Clean Air Day 2023: The joy of an Edinburgh cycle commute
Andrew Arnott, Climate and Sustainability Analyst at the University of Edinburgh, reflects on the simple pleasures a bike to work and back can bring.
Why ride a bike?
Ask a child why they ride bikes, and they’ll tell you it’s because “it’s fun!”.
They won’t say boring, practical things like how it’s the fastest way to get around the city, nor that it’s great for physical and mental health. They won’t even mention the positive impacts on climate change, and they care little for the inflation-busting, cost-of-living-crisis-compatible low running costs.
The kids are right! Used in the right way, the humble bicycle is a bringer of joy and slayer of negativity.
My cycle to work
I wouldn’t change a thing about my cycle to work.
The smooth hum of wheels on tarmac. The satisfying click-clunk of a smooth change of gears, before the magic of sprocket ratios at the back wheel converts the small amount of energy put out by your legs into seemingly ridiculous amounts of speed. The buffeting of wind on your face as you zoom down a hill, almost feeling like flying, your eyes scanning the ground far ahead for the best line.
That stretch of road, just outside Dalmeny where in winter the sun rises behind Arthur’s Seat as you cycle in in the morning, and in summer you look out through gaps in the dense tree foliage, across ripening fields to the iconic bridges of the Forth.
The primitive pleasures of watching the seasons arrive, take hold, and then each fade away again in turn as the next season enters into your life – a constant reminder of our journey around the sun and the transformational effects it has on our landscape, all too often missed or ignored from the inside of a motor vehicle or office.
The smell of wild garlic on the city cycle network in spring. The sound of bird song through the summer. The rush of autumn wind in the thinning autumnal trees. And the epic silence of a calm, frosty morning in winter. The simplicity of “I get the news I need from the weather report”, as Simon and Garfunkel said. What’s the wind doing? Will it rain? Was there frost overnight? It’s a privilege to have these as influences in our lives as year-round cycle commuters.
The privilege of cycling
It’s a privilege to be able-bodied enough to ride a bike.
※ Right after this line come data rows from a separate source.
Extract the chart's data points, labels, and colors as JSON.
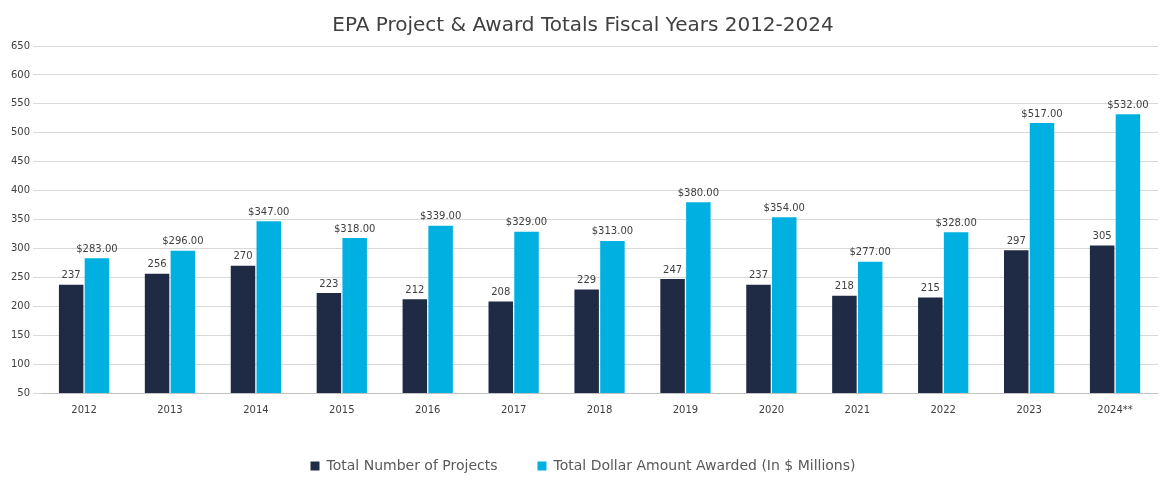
{
  "chart_data": {
    "type": "bar",
    "title": "EPA Project & Award Totals Fiscal Years 2012-2024",
    "categories": [
      "2012",
      "2013",
      "2014",
      "2015",
      "2016",
      "2017",
      "2018",
      "2019",
      "2020",
      "2021",
      "2022",
      "2023",
      "2024**"
    ],
    "series": [
      {
        "name": "Total Number of Projects",
        "color": "#1f2a44",
        "values": [
          237,
          256,
          270,
          223,
          212,
          208,
          229,
          247,
          237,
          218,
          215,
          297,
          305
        ],
        "value_labels": [
          "237",
          "256",
          "270",
          "223",
          "212",
          "208",
          "229",
          "247",
          "237",
          "218",
          "215",
          "297",
          "305"
        ]
      },
      {
        "name": "Total Dollar Amount Awarded (In $ Millions)",
        "color": "#00b0e0",
        "values": [
          283,
          296,
          347,
          318,
          339,
          329,
          313,
          380,
          354,
          277,
          328,
          517,
          532
        ],
        "value_labels": [
          "$283.00",
          "$296.00",
          "$347.00",
          "$318.00",
          "$339.00",
          "$329.00",
          "$313.00",
          "$380.00",
          "$354.00",
          "$277.00",
          "$328.00",
          "$517.00",
          "$532.00"
        ]
      }
    ],
    "ylim": [
      50,
      650
    ],
    "yticks": [
      50,
      100,
      150,
      200,
      250,
      300,
      350,
      400,
      450,
      500,
      550,
      600,
      650
    ],
    "grid": "y",
    "legend": "bottom"
  }
}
The exclusivity of that privilege is reducing, however, with more and more bikes and trikes aimed at those with reduced mobility. Long may this trend continue.
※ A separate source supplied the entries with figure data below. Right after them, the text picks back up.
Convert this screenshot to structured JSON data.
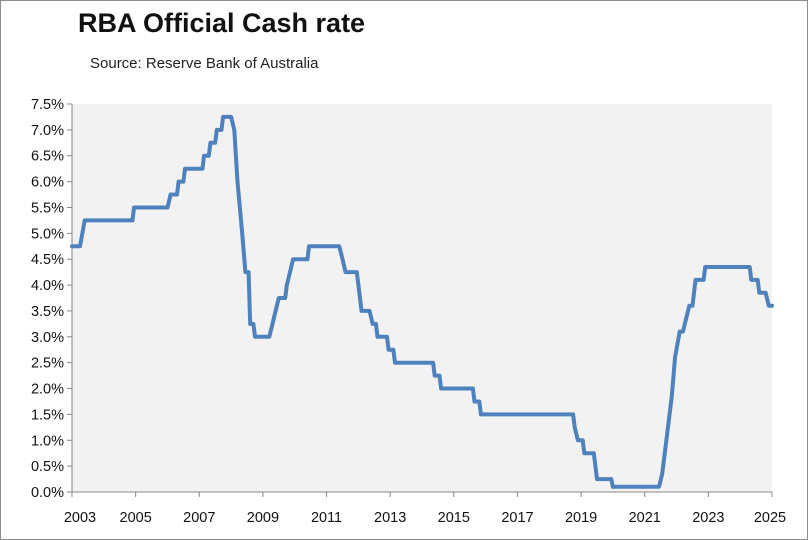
{
  "chart_data": {
    "type": "line",
    "title": "RBA Official Cash rate",
    "subtitle": "Source: Reserve Bank of Australia",
    "xlabel": "",
    "ylabel": "",
    "xlim": [
      2003,
      2025
    ],
    "ylim": [
      0,
      7.5
    ],
    "x_ticks": [
      "2003",
      "2005",
      "2007",
      "2009",
      "2011",
      "2013",
      "2015",
      "2017",
      "2019",
      "2021",
      "2023",
      "2025"
    ],
    "y_ticks": [
      "0.0%",
      "0.5%",
      "1.0%",
      "1.5%",
      "2.0%",
      "2.5%",
      "3.0%",
      "3.5%",
      "4.0%",
      "4.5%",
      "5.0%",
      "5.5%",
      "6.0%",
      "6.5%",
      "7.0%",
      "7.5%"
    ],
    "grid": false,
    "series": [
      {
        "color": "#4f81bd",
        "points": [
          [
            2003.0,
            4.75
          ],
          [
            2003.25,
            4.75
          ],
          [
            2003.4,
            5.25
          ],
          [
            2004.6,
            5.25
          ],
          [
            2004.9,
            5.25
          ],
          [
            2004.95,
            5.5
          ],
          [
            2005.9,
            5.5
          ],
          [
            2006.0,
            5.5
          ],
          [
            2006.1,
            5.75
          ],
          [
            2006.3,
            5.75
          ],
          [
            2006.35,
            6.0
          ],
          [
            2006.5,
            6.0
          ],
          [
            2006.55,
            6.25
          ],
          [
            2007.1,
            6.25
          ],
          [
            2007.15,
            6.5
          ],
          [
            2007.3,
            6.5
          ],
          [
            2007.35,
            6.75
          ],
          [
            2007.5,
            6.75
          ],
          [
            2007.55,
            7.0
          ],
          [
            2007.7,
            7.0
          ],
          [
            2007.75,
            7.25
          ],
          [
            2008.0,
            7.25
          ],
          [
            2008.1,
            7.0
          ],
          [
            2008.2,
            6.0
          ],
          [
            2008.35,
            5.0
          ],
          [
            2008.45,
            4.25
          ],
          [
            2008.55,
            4.25
          ],
          [
            2008.6,
            3.25
          ],
          [
            2008.7,
            3.25
          ],
          [
            2008.75,
            3.0
          ],
          [
            2009.2,
            3.0
          ],
          [
            2009.3,
            3.25
          ],
          [
            2009.4,
            3.5
          ],
          [
            2009.5,
            3.75
          ],
          [
            2009.7,
            3.75
          ],
          [
            2009.75,
            4.0
          ],
          [
            2009.85,
            4.25
          ],
          [
            2009.95,
            4.5
          ],
          [
            2010.4,
            4.5
          ],
          [
            2010.45,
            4.75
          ],
          [
            2011.4,
            4.75
          ],
          [
            2011.5,
            4.5
          ],
          [
            2011.6,
            4.25
          ],
          [
            2011.95,
            4.25
          ],
          [
            2012.05,
            3.75
          ],
          [
            2012.1,
            3.5
          ],
          [
            2012.35,
            3.5
          ],
          [
            2012.45,
            3.25
          ],
          [
            2012.55,
            3.25
          ],
          [
            2012.6,
            3.0
          ],
          [
            2012.9,
            3.0
          ],
          [
            2012.95,
            2.75
          ],
          [
            2013.1,
            2.75
          ],
          [
            2013.15,
            2.5
          ],
          [
            2014.35,
            2.5
          ],
          [
            2014.4,
            2.25
          ],
          [
            2014.55,
            2.25
          ],
          [
            2014.6,
            2.0
          ],
          [
            2015.6,
            2.0
          ],
          [
            2015.65,
            1.75
          ],
          [
            2015.8,
            1.75
          ],
          [
            2015.85,
            1.5
          ],
          [
            2018.75,
            1.5
          ],
          [
            2018.8,
            1.25
          ],
          [
            2018.9,
            1.0
          ],
          [
            2019.05,
            1.0
          ],
          [
            2019.1,
            0.75
          ],
          [
            2019.4,
            0.75
          ],
          [
            2019.45,
            0.5
          ],
          [
            2019.5,
            0.25
          ],
          [
            2019.95,
            0.25
          ],
          [
            2020.0,
            0.1
          ],
          [
            2021.45,
            0.1
          ],
          [
            2021.55,
            0.35
          ],
          [
            2021.65,
            0.85
          ],
          [
            2021.75,
            1.35
          ],
          [
            2021.85,
            1.85
          ],
          [
            2021.95,
            2.6
          ],
          [
            2022.1,
            3.1
          ],
          [
            2022.2,
            3.1
          ],
          [
            2022.3,
            3.35
          ],
          [
            2022.4,
            3.6
          ],
          [
            2022.5,
            3.6
          ],
          [
            2022.55,
            3.85
          ],
          [
            2022.6,
            4.1
          ],
          [
            2022.85,
            4.1
          ],
          [
            2022.9,
            4.35
          ],
          [
            2024.3,
            4.35
          ],
          [
            2024.35,
            4.1
          ],
          [
            2024.55,
            4.1
          ],
          [
            2024.6,
            3.85
          ],
          [
            2024.8,
            3.85
          ],
          [
            2024.9,
            3.6
          ],
          [
            2025.0,
            3.6
          ]
        ]
      }
    ]
  }
}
It is a privilege to ride a bike for my commute. Even when pulling on layers of warm and waterproof clothes to head out into the storm, I find the exhilaration of facing whatever the weather throws at me more appealing than a dry yet traffic-filled drive to work.
I’ll take the wind and the rain, (when it occasionally comes), the sun and the dark, the sights and smells, the puffing and panting, the warm glow when you get into the office, the joy of gently tired legs when you get home. I’ll take that any day.